Hidden Markov models (HMMs) are increasingly used to infer animal behavioural states from GPS tracking data, yet their interpretation often remains uncertain in the absence of empirical validation. Misinterpretation of statistical states as biologically meaningful behaviours can undermine scientific understanding and conservation decisions. Our objective was to evaluate how well HMM-inferred states correspond to directly observed behaviours and to test how the temporal resolution of GPS sampling influences behavioural inference.

Methods

We used GPS collars equipped with video cameras to validate HMM-inferred behavioural states in 81 female migratory caribou (Rangifer tarandus) from two herds. We compared states derived from two- and three-state HMMs to behaviours observed in short collar video clips. To assess the effect of temporal scale, we fit HMMs to GPS data resampled at 20-, 60-, and 120-minute relocation intervals.

Results

HMM-inferred behavioural states frequently diverged from video-observed behaviours at the start of observed GPS steps, especially at longer relocation intervals. These mismatches appeared to result from overlapping movement metrics among caribou behaviours (e.g., foraging vs. resting or traveling) and the inability of coarser GPS data to capture behavioural switches occurring at finer temporal scales than the fix rate.
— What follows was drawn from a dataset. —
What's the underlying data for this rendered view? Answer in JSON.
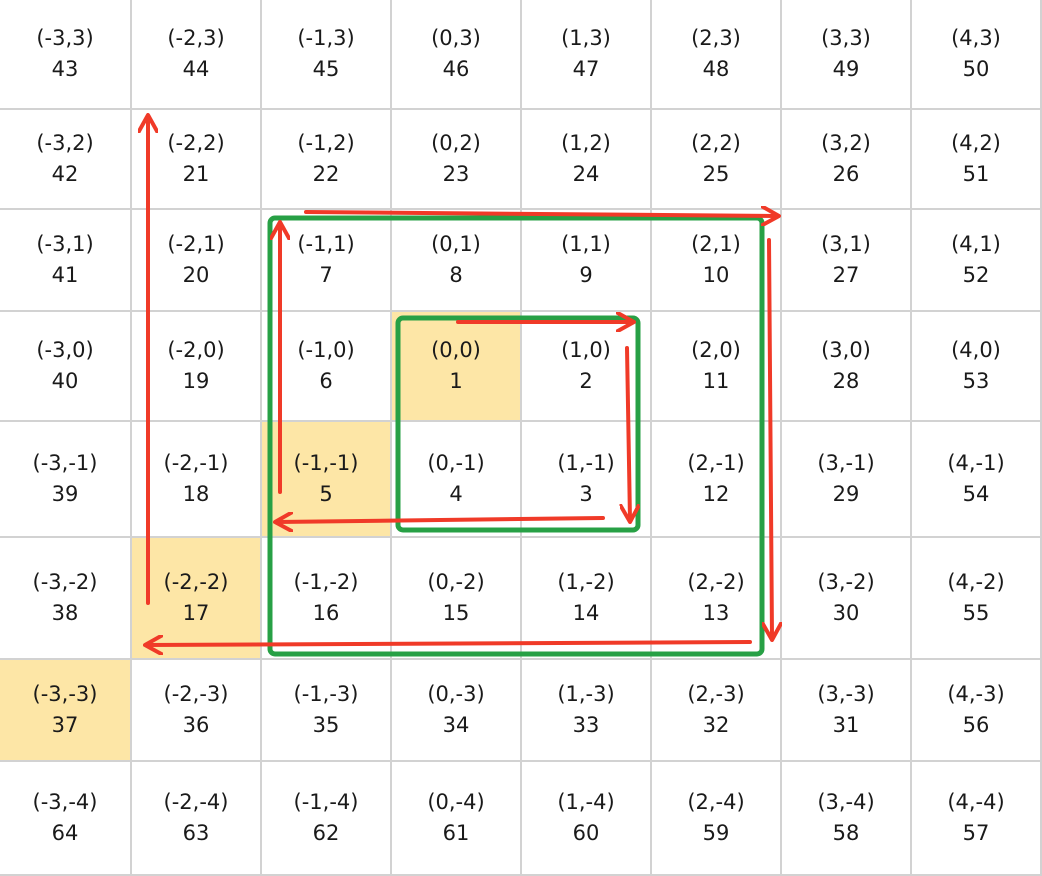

Videos of eating were the most misaligned with HMM-inferred states, likely due to high variation in caribou movement while foraging that is often characteristic of mixed-feeding large herbivores. Inferred states for a given location were often inconsistent across temporal scales, indicating that HMM outputs must be interpreted cautiously with respect to the GPS sampling frequency.

Conclusions

The predicted HMM state can differ substantially from true behaviour at the start of each step, in particular at coarse temporal scales. Our results serve as a reminder to interpret HMM states over whole steps rather than at observed positions, validate movement-derived states where possible, and align sampling resolution with species-specific behavioural patterns.